Dr. Richa uses a vivid analogy. Imagine a bacteria as a student preparing for an exam. Each time it encounters an antibiotic and survives, it gets smarter. It studies the chemical. It adapts. And by the time the same drug is used again — the bacteria has already prepared its defence.
This is why tuberculosis, once nearly eliminated from India, is making a serious comeback. Resistant strains of TB bacteria are now circulating that do not respond to standard first-line antibiotics. Doctors are being forced to use fourth-generation drugs — powerful, expensive and with significant side effects — for infections that should be manageable with basic treatment.
The Role of the Pharmacist
One of the most underappreciated figures in the healthcare chain is the licensed pharmacist. Under Schedule H1 guidelines issued by regulatory bodies including the Gujarat State Pharmacy Council, certain classes of antibiotics cannot legally be sold without a valid prescription. Yet in practice, over-the-counter dispensing remains widespread.
Dr. Richa emphasises that a good pharmacist is a bridge between the doctor and the patient. Before dispensing any medicine, a pharmacist should counsel the patient on dosage, timing, food interactions and what to watch for. This simple act of counselling can prevent enormous harm.
When visiting a chemist, patients should always ask about interactions with their existing medications, check expiry dates carefully and — most importantly — never buy prescription antibiotics without a valid prescription from a qualified doctor.

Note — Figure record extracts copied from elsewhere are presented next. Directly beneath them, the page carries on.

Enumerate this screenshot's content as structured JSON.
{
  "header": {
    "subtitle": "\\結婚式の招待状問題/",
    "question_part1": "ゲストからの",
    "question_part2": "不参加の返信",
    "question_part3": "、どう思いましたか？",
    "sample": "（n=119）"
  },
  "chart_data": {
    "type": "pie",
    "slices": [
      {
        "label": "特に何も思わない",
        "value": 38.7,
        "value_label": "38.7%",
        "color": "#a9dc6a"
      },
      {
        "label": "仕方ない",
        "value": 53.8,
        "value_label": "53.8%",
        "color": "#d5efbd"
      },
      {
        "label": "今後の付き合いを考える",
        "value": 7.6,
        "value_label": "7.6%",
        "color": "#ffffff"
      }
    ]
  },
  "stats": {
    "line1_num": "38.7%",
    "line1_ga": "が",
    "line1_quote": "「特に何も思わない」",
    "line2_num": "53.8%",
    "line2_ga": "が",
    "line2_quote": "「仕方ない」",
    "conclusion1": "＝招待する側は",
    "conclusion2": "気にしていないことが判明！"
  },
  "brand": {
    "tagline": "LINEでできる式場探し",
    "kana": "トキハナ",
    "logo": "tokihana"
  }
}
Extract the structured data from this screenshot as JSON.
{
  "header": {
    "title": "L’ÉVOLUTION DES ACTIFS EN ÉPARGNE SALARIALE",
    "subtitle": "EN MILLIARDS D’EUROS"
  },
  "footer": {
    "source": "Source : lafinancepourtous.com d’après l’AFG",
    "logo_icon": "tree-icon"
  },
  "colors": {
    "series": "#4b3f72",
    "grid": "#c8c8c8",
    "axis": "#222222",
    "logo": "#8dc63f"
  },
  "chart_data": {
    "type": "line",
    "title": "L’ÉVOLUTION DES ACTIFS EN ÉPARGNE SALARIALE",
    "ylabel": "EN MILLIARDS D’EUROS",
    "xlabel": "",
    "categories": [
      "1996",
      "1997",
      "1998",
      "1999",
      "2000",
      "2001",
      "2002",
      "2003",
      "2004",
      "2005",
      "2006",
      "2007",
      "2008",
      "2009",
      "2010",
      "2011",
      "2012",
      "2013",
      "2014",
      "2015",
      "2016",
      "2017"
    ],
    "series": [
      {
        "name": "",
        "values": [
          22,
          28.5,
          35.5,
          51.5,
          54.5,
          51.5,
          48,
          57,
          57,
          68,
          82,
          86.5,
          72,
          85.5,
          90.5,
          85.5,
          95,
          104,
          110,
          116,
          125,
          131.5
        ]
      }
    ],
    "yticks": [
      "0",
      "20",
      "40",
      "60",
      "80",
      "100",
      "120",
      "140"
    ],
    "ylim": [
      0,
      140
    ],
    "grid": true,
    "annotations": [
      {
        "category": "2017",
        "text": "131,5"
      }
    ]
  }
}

Food Safety, Sanitisation and the Bigger Picture
AMR does not only enter the body through medicine. Antibiotics given to poultry and dairy animals to enhance production enter the food chain. The vegetables and grains grown in chemically treated soil carry trace residues. Quick commerce food delivery — stored, packaged and transported across multiple hands — carries contamination risks that most consumers never consider.
Dr. Richa’s advice is practical. Check packaging for damage and smell before consuming. Prefer freshly cooked food. Wash hands thoroughly with soap and water — not just hand sanitiser, which itself may contribute to resistance. Maintain basic sanitation habits consistently.
Vaccination is equally critical. Vaccines are the first line of defence against infections — and every prevented infection is one fewer opportunity for bacteria to develop resistance.
What You Can Do — Right Now
The individual actions that can slow AMR are not complicated. They require awareness and discipline more than resources.
Never take antibiotics without a doctor’s diagnosis. Wait two to three days when symptoms are mild — the body often heals itself. If you do need antibiotics, complete the full course even after you feel better. Never share antibiotics with others. Never use leftover medicines from a previous illness. Always buy from a trusted, licensed pharmacist. And crucially — get yourself and your family vaccinated as per recommended schedules.
Dr. Richa closes with a message that is both honest and hopeful. Antimicrobial Resistance cannot be fully defeated — the bacteria will always evolve. But its speed can be dramatically slowed. And the power to slow it lies with every individual who makes a more informed decision the next time they reach for a tablet.
Prevention is always better than cure. And awareness is where prevention begins.